# Integrate the interaction with a half space

• Nov 14th 2006, 08:49 AM
BearniX
Integrate the interaction with a half space
Hi, I'm having trouble with a problem for a molecule that is interacting with a planar half space.

Could someone help me walk through this integral?

$\phi_{12}(D) = -C_{12}\rho_2\int_0^{\infty }dx \int_0^{\infty}\frac{2\pi rdr}{((D+x)^2+r^2)^3}$
• Nov 14th 2006, 11:20 AM
topsquark
Quote:

Originally Posted by BearniX
Hi, I'm having trouble with a problem for a molecule that is interacting with a planar half space.

Could someone help me walk through this integral?
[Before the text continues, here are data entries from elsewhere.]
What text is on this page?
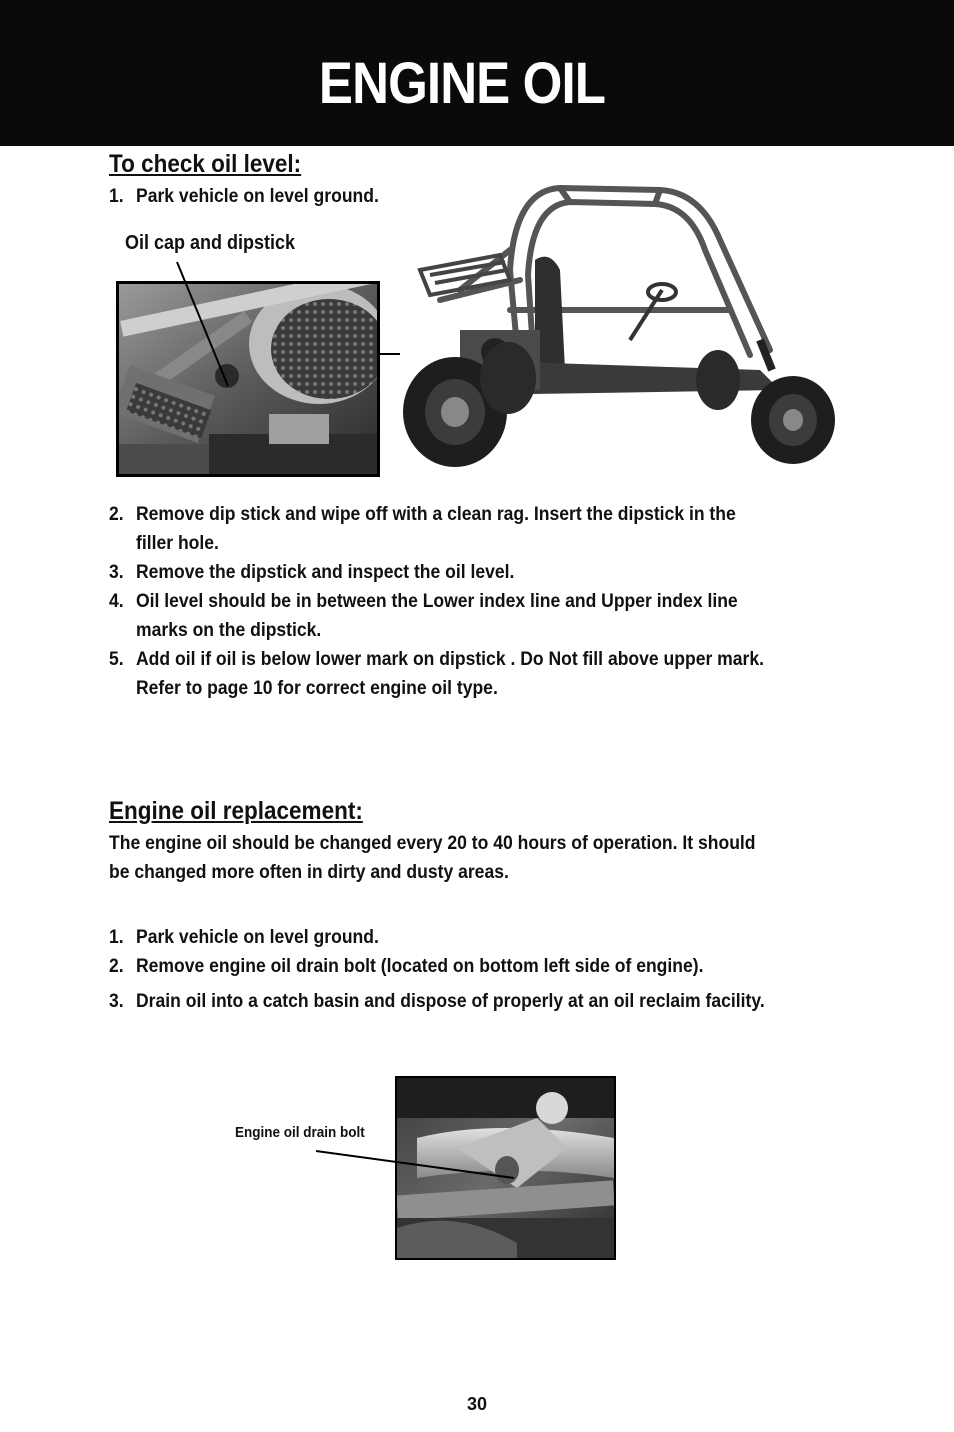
ENGINE OIL
To check oil level:
1. Park vehicle on level ground.
Oil cap and dipstick
2. Remove dip stick and wipe off with a clean rag. Insert the dipstick in the
filler hole.
3. Remove the dipstick and inspect the oil level.
4. Oil level should be in between the Lower index line and Upper index line
marks on the dipstick.
5. Add oil if oil is below lower mark on dipstick . Do Not fill above upper mark.
Refer to page 10 for correct engine oil type.
Engine oil replacement:
The engine oil should be changed every 20 to 40 hours of operation. It should
be changed more often in dirty and dusty areas.
1. Park vehicle on level ground.
2. Remove engine oil drain bolt (located on bottom left side of engine).
3. Drain oil into a catch basin and dispose of properly at an oil reclaim facility.
Engine oil drain bolt
30
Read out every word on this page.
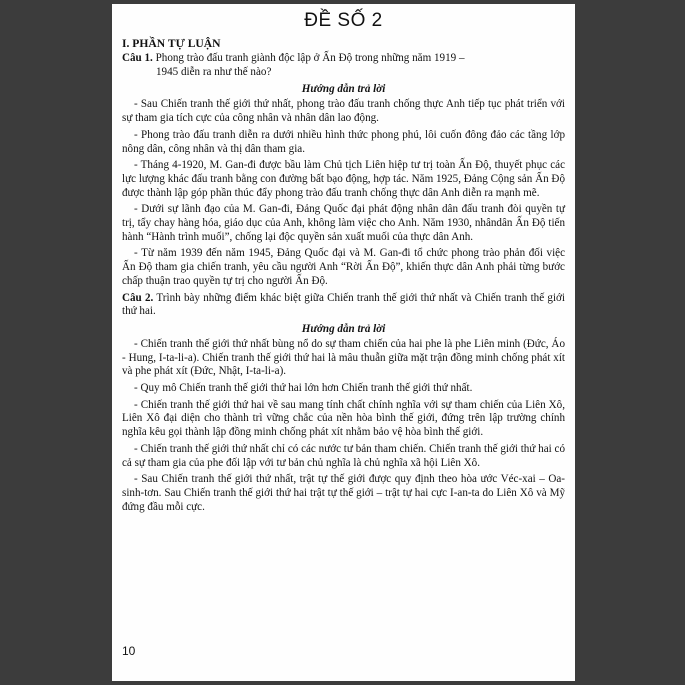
ĐỀ SỐ 2
I. PHẦN TỰ LUẬN
Câu 1. Phong trào đấu tranh giành độc lập ở Ấn Độ trong những năm 1919 –
1945 diễn ra như thế nào?
Hướng dẫn trả lời
- Sau Chiến tranh thế giới thứ nhất, phong trào đấu tranh chống thực Anh tiếp tục phát triển với sự tham gia tích cực của công nhân và nhân dân lao động.
- Phong trào đấu tranh diễn ra dưới nhiều hình thức phong phú, lôi cuốn đông đảo các tầng lớp nông dân, công nhân và thị dân tham gia.
- Tháng 4-1920, M. Gan-đi được bầu làm Chủ tịch Liên hiệp tư trị toàn Ấn Độ, thuyết phục các lực lượng khác đấu tranh bằng con đường bất bạo động, hợp tác. Năm 1925, Đảng Cộng sản Ấn Độ được thành lập góp phần thúc đẩy phong trào đấu tranh chống thực dân Anh diễn ra mạnh mẽ.
- Dưới sự lãnh đạo của M. Gan-đi, Đảng Quốc đại phát động nhân dân đấu tranh đòi quyền tự trị, tẩy chay hàng hóa, giáo dục của Anh, không làm việc cho Anh. Năm 1930, nhândân Ấn Độ tiến hành “Hành trình muối”, chống lại độc quyền sản xuất muối của thực dân Anh.
- Từ năm 1939 đến năm 1945, Đảng Quốc đại và M. Gan-đi tổ chức phong trào phản đối việc Ấn Độ tham gia chiến tranh, yêu cầu người Anh “Rời Ấn Độ”, khiến thực dân Anh phải từng bước chấp thuận trao quyền tự trị cho người Ấn Độ.
Câu 2. Trình bày những điểm khác biệt giữa Chiến tranh thế giới thứ nhất và Chiến tranh thế giới thứ hai.
Hướng dẫn trả lời
- Chiến tranh thế giới thứ nhất bùng nổ do sự tham chiến của hai phe là phe Liên minh (Đức, Áo - Hung, I-ta-li-a). Chiến tranh thế giới thứ hai là mâu thuẫn giữa mặt trận đồng minh chống phát xít và phe phát xít (Đức, Nhật, I-ta-li-a).
- Quy mô Chiến tranh thế giới thứ hai lớn hơn Chiến tranh thế giới thứ nhất.
- Chiến tranh thế giới thứ hai về sau mang tính chất chính nghĩa với sự tham chiến của Liên Xô, Liên Xô đại diện cho thành trì vững chắc của nền hòa bình thế giới, đứng trên lập trường chính nghĩa kêu gọi thành lập đồng minh chống phát xít nhằm bảo vệ hòa bình thế giới.
- Chiến tranh thế giới thứ nhất chỉ có các nước tư bản tham chiến. Chiến tranh thế giới thứ hai có cả sự tham gia của phe đối lập với tư bản chủ nghĩa là chủ nghĩa xã hội Liên Xô.
- Sau Chiến tranh thế giới thứ nhất, trật tự thế giới được quy định theo hòa ước Véc-xai – Oa-sinh-tơn. Sau Chiến tranh thế giới thứ hai trật tự thế giới – trật tự hai cực I-an-ta do Liên Xô và Mỹ đứng đầu mỗi cực.
10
$\phi_{12}(D) = -C_{12}\rho_2\int_0^{\infty }dx \int_0^{\infty}\frac{2\pi rdr}{((D+x)^2+r^2)^3}$

As far as the r integration is concerned the x is a constant. So look at the integral:
$\int_0^{\infty} \frac{2r \, dr}{(A + r^2)^3}$

You can make the substitution $z = r^2$, $dz = 2rdr$

Thus:
$\int_0^{\infty} \frac{2r \, dr}{(A + r^2)^3} = \int_0^{\infty} \frac{dz}{(A + z)^3}$

Now let $\beta = z + A$, $d \beta = dz$:
$\int_0^{\infty} \frac{dz}{(A + z)^3} = \int_A^{\infty}\frac{d \beta}{\beta^3} = \frac{1}{2A^2}$

So, recalling that I called $A = (D + x)^2$
$\phi_{12}(D) = -C_{12}\rho_2\int_0^{\infty }dx \int_0^{\infty}\frac{2\pi rdr}{((D+x)^2+r^2)^3}$ $= -C_{12} \rho_2 \pi \int_0^{\infty}dx \int_0^{\infty} \frac{2r \, dr}{(A + r^2)^3}$

= $-C_{12} \rho_2 \pi \int_0^{\infty}dx \frac{1}{2A^2}$

= $-C_{12} \rho_2 \pi \int_0^{\infty}dx \frac{1}{2(D + x)^4}$

Again, let $\gamma = x + D$, $d \gamma = dx$. The integral becomes:
$-\frac{C_{12} \rho_2 \pi}{2} \int_D^{\infty}d \gamma \frac{1}{\gamma^4}$

= $-\frac{C_{12} \rho_2 \pi}{2} \frac{1}{3} \frac{1}{D^3}$

= $-\frac{C_{12} \rho_2 \pi}{6D^3}$

-Dan
• Nov 14th 2006, 12:39 PM
BearniX
Thanks topsquark.
Nice presentation of the substitutions.

Now I can sleap in peace...